Multiple-Layer Image Encryption Utilizing Fractional-Order Chen Hyperchaotic Map and Cryptographically Secure PRNGs

Image encryption is increasingly becoming an important area of research in information security and network communications as digital images are widely used in various applications and are vulnerable to various types of attacks. In this research work, a color image cryptosystem that is based on multiple layers is proposed. For every layer, an encryption key and an S-box are generated and utilized.
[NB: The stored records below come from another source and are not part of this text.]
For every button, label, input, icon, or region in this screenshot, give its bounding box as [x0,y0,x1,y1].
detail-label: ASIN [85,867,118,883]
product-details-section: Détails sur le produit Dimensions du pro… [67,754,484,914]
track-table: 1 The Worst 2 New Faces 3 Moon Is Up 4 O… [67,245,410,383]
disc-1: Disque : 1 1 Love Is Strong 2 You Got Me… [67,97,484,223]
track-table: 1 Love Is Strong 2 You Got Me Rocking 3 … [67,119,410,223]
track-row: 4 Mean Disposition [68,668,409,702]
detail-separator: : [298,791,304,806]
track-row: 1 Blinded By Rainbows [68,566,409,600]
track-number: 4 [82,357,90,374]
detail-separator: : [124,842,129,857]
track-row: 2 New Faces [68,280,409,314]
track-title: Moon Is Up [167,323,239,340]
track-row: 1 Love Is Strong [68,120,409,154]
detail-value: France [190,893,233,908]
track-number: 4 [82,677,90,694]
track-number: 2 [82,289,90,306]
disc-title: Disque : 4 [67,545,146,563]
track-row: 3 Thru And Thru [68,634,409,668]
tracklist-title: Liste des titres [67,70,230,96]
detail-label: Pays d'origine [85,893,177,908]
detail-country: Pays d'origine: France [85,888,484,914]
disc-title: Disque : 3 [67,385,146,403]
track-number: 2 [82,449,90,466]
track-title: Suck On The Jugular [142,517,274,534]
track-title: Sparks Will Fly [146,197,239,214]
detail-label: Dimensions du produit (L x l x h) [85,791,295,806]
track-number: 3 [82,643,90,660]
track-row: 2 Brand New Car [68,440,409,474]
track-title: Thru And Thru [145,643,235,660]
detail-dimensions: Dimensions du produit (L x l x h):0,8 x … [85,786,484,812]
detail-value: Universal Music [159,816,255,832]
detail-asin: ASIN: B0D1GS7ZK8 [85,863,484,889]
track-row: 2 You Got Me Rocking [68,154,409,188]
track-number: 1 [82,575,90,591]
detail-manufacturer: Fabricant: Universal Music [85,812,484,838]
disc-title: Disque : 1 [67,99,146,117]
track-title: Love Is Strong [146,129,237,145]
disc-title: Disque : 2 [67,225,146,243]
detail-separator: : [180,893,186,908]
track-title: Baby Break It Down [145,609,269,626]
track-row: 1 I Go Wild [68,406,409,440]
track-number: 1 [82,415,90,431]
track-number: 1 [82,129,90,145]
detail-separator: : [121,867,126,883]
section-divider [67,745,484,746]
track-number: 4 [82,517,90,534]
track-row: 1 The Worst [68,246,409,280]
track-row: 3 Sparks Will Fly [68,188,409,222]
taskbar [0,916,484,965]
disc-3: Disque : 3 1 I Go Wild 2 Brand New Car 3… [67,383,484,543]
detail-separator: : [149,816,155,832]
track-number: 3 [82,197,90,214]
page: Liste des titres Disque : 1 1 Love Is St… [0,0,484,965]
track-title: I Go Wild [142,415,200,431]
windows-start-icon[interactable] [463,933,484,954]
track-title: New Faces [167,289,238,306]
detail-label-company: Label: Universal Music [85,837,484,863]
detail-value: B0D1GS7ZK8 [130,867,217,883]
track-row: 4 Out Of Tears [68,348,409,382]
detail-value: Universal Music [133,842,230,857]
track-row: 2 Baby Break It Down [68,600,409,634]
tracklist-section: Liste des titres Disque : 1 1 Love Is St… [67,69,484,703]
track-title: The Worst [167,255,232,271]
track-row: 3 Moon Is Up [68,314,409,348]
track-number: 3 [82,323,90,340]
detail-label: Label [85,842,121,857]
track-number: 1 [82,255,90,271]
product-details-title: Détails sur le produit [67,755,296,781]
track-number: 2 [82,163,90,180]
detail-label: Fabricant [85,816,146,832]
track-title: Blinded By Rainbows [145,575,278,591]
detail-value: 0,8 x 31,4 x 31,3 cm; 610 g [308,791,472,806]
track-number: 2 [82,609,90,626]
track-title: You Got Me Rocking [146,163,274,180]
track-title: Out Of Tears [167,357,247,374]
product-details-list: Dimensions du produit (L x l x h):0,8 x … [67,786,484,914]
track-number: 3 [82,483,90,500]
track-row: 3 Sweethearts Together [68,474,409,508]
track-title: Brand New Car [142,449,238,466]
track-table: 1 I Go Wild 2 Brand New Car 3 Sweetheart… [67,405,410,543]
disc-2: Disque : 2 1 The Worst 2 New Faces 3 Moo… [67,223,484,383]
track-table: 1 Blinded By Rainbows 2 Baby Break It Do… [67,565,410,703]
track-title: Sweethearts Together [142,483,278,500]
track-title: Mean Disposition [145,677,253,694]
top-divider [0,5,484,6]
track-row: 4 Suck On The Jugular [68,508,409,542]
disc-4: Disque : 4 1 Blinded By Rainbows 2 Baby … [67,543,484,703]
These are based on a four-dimensional (4D) dynamical Chen system of a fractional-order, the Mersenne Twister, OpenSLL, Rule 30 Cellular Automata and Intel's MKL. The sequential application of Shannon's ideas of diffusion and confusion three times guarantees a total distortion of any input plain image, thereby, resulting in a totally encrypted one. Apart from the excellent and comparable performance to other state-of-the-art algorithms, showcasing resistance to visual, statistical, entropy, differential, known plaintext and brute-force attacks, the proposed image cryptosystem provides an exceptionally superior performance in two aspects: a vast key space of 2(1658) and an average encryption rate of 3.34 Mbps. Furthermore, the proposed image cryptosystem is shown to successfully pass all the tests of the NIST SP 800 suite.